Then, there's the long game. Regardless of who it buys its aircraft from (Boeing, Airbus, etc.), American Airlines could start to request GE engines on its new aircraft because of the long term business benefits of engine up-time.
So far though, this still sounds more like an application rather than a cloud for industry. For example, couldn't anybody go out and build a highly targeted vertical app like this on top of Amazon or Rackspace? Maybe yes. For example, Rolls-Royce, another company that makes jet engines, could create the same benefit for its customers.
But, according to Ramji, without a certain critical mass, it may be difficult to recoup the exceedingly non-trivial investments that must be made to get the combination of cloud, Big Data, and machine-learning right. "Unless you're able to leverage that investment across multiple applications," said Ramji, "for example, across a whole bunch of industries for which you're collecting tons of data on a daily basis [the way GE is], that investment is less likely to work out."
And this is where the empire strikes back. GE has it hands in just about every major industry on the planet; Aerospace, Energy, Oil & Gas, Healthcare, Mining, Telecommunications. You name the industry. More than likely, GE's footprint covers it. Like an industrial Internet of Things, with each of those industries streaming petabytes of device data on a daily basis (through APIs no doubt), the ROI from a cloud involving a central investment in machine learning that can be leveraged across industries -- an "industry cloud" -- starts to sound a little less like Kool-Aid.
Lastly, what if anything does Cloud Foundry have to do with the idea of an industry cloud? Cloud Foundry isn't just a way to auto-erect an enterprise cloud with all the requisite things you'd want a great cloud to have (application hosting and lifecycle management, Authentication, message bus, etc.). It also does this like middleware across IaaS platforms like Amazon Web Services, OpenStack, vSphere and Azure.
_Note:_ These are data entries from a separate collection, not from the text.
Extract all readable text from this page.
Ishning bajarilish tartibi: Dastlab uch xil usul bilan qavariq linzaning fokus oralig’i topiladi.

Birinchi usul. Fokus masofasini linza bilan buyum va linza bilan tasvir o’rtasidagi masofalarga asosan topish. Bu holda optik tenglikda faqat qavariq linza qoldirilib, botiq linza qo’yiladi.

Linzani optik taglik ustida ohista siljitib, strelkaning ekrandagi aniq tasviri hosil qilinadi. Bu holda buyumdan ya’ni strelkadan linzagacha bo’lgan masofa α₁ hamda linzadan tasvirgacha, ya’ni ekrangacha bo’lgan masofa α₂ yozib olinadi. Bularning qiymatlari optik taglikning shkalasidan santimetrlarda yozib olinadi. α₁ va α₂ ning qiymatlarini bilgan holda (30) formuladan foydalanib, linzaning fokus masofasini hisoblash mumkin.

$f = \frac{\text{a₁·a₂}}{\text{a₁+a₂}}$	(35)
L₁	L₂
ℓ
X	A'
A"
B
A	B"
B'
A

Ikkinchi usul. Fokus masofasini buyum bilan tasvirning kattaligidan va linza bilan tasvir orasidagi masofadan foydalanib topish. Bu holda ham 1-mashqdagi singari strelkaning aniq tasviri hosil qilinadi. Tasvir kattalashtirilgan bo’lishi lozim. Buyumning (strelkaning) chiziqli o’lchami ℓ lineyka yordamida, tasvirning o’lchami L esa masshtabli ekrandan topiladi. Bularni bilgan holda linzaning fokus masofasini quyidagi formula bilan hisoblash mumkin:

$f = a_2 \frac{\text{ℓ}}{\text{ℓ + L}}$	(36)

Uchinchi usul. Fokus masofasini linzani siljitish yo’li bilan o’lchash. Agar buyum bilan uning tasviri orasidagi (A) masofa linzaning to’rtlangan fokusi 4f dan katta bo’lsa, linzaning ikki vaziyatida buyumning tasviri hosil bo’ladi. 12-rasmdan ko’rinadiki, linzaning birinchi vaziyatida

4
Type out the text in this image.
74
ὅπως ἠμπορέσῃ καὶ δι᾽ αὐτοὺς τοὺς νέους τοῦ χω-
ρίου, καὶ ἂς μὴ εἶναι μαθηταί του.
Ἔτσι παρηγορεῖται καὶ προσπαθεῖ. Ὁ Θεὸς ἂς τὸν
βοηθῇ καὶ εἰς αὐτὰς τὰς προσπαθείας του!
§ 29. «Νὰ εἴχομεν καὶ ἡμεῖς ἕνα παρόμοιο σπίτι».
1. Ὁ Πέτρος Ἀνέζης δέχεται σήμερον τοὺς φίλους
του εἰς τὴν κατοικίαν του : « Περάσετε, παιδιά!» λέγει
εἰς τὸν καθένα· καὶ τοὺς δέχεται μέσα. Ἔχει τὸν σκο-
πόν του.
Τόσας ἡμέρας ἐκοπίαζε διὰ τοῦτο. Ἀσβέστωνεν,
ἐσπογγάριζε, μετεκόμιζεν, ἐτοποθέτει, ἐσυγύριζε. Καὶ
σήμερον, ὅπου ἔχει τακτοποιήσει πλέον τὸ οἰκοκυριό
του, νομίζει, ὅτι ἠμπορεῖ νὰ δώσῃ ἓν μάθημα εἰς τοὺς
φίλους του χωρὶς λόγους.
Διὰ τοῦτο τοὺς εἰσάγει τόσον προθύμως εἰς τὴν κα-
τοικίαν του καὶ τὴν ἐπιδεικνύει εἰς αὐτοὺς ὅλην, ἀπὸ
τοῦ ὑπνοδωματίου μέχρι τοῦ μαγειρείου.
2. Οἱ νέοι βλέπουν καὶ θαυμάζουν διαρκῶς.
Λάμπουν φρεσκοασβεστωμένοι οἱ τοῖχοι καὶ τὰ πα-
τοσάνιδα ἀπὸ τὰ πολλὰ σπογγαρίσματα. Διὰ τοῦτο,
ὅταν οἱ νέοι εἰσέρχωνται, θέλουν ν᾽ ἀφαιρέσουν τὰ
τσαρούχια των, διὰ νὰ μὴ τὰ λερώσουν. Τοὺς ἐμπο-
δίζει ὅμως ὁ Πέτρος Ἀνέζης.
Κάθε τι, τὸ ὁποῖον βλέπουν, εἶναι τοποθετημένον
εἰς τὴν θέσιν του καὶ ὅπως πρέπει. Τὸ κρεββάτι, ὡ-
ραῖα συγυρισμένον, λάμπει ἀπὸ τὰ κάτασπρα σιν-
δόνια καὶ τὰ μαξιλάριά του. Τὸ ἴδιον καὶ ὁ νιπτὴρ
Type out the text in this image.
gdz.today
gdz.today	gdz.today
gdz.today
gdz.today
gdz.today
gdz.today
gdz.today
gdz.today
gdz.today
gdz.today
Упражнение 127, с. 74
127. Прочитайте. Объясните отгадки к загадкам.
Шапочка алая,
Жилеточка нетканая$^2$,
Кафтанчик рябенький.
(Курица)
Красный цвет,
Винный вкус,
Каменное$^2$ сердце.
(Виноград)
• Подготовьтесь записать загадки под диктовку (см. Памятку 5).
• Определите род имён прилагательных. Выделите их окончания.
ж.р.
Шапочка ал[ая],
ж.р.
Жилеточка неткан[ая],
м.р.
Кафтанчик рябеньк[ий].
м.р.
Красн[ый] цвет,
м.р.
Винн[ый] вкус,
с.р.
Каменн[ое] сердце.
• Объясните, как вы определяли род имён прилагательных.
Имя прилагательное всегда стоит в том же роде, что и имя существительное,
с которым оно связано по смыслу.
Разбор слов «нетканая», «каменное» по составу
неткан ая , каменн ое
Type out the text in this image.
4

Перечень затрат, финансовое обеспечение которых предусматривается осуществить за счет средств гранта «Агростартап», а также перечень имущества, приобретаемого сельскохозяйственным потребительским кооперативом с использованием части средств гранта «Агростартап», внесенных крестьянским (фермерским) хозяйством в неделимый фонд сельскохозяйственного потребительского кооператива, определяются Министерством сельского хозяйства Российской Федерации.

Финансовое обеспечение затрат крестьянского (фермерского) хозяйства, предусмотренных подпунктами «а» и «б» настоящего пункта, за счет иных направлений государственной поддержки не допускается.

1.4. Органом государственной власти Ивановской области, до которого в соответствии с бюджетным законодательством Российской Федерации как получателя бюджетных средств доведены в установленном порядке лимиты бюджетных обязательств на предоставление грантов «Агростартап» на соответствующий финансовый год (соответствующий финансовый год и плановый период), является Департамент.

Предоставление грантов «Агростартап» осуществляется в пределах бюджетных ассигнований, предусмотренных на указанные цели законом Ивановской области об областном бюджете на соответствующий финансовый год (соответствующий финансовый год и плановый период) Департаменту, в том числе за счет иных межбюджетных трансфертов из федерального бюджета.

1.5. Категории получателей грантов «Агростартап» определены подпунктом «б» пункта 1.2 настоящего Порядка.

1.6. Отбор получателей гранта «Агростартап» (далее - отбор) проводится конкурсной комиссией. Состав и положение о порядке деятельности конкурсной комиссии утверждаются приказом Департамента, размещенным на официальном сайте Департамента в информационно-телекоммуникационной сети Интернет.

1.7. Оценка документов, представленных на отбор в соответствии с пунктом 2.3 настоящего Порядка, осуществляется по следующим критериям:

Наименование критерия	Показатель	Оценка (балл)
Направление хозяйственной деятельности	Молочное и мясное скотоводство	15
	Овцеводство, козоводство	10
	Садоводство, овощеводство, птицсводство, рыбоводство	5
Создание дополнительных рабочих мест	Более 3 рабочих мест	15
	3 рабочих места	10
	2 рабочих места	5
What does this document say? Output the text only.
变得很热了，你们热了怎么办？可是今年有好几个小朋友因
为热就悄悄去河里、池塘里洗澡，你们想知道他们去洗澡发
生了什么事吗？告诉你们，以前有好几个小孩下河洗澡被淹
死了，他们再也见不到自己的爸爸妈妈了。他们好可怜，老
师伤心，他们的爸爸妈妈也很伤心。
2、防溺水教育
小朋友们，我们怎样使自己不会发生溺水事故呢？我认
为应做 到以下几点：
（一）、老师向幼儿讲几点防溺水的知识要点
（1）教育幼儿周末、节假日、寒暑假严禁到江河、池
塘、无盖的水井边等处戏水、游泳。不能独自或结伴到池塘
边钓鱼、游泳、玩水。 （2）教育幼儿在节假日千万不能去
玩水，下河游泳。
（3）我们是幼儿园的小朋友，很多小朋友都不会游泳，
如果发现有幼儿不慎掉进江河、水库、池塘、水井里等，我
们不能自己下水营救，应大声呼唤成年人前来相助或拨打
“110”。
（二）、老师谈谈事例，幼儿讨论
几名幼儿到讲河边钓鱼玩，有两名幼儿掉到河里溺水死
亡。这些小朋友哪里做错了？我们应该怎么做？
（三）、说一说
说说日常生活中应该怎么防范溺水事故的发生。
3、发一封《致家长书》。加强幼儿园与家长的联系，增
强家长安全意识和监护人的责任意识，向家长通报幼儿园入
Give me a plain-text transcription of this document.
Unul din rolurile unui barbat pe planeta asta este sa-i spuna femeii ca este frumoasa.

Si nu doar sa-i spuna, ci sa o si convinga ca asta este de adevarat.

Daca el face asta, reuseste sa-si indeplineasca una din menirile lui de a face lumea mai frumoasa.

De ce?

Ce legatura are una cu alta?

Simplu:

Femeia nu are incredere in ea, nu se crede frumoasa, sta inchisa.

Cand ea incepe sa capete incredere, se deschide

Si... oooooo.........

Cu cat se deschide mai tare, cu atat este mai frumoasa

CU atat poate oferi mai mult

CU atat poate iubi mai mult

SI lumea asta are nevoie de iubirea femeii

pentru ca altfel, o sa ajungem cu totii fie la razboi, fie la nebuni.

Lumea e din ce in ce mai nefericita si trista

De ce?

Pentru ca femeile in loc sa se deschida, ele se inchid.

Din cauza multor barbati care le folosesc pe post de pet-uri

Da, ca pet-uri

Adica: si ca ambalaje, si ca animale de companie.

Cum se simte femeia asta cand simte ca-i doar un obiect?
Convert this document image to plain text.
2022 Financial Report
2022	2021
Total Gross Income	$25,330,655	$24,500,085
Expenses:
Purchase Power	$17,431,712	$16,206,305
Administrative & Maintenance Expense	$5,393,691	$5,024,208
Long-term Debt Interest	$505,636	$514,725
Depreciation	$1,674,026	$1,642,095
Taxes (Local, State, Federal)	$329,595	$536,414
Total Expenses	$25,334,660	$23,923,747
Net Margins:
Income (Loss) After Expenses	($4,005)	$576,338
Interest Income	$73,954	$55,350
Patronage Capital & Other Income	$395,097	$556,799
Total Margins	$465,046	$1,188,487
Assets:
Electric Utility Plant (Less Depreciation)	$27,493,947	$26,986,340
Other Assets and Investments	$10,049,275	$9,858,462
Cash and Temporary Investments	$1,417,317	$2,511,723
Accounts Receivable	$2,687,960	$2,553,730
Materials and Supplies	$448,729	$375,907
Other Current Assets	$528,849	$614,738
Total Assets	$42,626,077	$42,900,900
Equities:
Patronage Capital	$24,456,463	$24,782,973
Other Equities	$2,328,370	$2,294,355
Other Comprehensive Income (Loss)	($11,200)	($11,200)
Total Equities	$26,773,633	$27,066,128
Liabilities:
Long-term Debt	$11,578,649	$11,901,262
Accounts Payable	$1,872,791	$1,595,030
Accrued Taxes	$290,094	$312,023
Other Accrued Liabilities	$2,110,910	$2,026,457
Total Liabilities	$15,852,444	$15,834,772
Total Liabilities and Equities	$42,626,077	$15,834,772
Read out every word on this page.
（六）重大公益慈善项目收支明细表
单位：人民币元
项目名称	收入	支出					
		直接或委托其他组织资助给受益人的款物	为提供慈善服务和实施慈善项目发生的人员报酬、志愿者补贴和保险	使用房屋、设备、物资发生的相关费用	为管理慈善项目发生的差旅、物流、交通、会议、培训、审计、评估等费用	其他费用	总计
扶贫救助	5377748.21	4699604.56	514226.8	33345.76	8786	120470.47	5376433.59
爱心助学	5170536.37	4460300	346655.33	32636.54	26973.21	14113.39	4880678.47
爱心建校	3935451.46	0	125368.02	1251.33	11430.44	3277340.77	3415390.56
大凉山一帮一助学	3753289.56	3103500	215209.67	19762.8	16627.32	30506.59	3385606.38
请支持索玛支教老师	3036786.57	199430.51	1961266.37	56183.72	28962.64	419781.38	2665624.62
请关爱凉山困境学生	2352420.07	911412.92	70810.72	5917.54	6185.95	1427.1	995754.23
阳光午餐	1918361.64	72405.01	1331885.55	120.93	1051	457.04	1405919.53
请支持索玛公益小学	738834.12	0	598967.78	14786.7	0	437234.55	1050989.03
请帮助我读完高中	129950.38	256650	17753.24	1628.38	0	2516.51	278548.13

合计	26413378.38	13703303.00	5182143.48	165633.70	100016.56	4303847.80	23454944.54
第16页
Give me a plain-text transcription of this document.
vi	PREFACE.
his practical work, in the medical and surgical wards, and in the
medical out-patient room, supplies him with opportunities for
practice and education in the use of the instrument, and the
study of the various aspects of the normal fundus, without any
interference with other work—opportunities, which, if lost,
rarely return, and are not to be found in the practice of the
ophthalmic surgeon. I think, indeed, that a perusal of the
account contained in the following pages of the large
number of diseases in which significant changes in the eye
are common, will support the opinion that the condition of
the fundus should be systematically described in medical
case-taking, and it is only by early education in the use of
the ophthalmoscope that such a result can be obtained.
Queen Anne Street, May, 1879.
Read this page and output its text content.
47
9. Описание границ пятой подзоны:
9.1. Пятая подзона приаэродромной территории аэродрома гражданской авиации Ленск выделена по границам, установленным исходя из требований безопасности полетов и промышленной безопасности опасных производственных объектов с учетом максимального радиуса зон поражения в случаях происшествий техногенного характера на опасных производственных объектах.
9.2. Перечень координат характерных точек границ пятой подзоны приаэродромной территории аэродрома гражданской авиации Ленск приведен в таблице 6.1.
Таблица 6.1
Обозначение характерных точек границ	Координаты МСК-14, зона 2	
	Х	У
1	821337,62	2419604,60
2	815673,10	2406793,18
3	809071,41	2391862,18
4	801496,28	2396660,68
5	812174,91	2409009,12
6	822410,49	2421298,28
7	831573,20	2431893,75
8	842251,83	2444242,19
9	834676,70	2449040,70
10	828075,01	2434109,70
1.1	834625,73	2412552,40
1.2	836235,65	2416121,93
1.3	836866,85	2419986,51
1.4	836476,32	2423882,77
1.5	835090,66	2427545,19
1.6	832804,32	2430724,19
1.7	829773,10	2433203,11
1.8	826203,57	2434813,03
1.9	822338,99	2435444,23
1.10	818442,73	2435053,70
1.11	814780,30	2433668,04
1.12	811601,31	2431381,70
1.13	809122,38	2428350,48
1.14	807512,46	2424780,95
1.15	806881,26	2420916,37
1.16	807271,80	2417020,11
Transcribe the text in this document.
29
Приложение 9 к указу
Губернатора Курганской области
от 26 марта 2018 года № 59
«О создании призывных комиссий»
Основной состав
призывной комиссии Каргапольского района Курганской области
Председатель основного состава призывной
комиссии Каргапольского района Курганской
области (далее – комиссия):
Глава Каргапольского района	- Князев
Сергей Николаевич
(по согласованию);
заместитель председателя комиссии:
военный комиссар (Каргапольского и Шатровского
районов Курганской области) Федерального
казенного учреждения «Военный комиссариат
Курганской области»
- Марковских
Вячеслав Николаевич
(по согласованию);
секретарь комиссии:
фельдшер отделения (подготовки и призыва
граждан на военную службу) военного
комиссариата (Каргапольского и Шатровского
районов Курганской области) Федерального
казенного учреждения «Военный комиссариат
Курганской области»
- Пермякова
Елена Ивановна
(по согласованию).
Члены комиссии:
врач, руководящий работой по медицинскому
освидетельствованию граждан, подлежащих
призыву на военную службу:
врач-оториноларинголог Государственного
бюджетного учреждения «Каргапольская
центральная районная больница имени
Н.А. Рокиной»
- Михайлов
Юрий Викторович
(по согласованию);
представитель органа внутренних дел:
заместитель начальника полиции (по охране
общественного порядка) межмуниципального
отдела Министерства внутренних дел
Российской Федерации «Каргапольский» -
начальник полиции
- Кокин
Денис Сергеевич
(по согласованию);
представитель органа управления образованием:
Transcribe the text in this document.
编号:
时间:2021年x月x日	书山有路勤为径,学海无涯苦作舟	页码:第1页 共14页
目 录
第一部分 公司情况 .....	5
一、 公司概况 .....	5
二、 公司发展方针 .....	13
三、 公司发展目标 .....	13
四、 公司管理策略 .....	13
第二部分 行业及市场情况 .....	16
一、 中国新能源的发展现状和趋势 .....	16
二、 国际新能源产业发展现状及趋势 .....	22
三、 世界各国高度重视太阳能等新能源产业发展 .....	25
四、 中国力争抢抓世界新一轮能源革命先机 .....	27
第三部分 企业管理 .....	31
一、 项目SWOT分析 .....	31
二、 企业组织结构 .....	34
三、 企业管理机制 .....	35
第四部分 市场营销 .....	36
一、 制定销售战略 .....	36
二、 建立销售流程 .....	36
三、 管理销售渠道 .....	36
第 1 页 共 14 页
In other words, whatever you build to run on Cloud Foundry is portable across a variety IaaS stacks. "That kind of leverage," says Ramji, "means your IaaS provider can't hold you hostage." Furthermore, for reliability's sake, that kind of portability means that you can also distribute your cloud across multiple IaaS providers "the way Apple's iCloud is distributed across AWS and Azure" said Ramji. "This means your cloud can survive events like when Amazon performs a region-wide restart because the Azure part of your cloud is still running."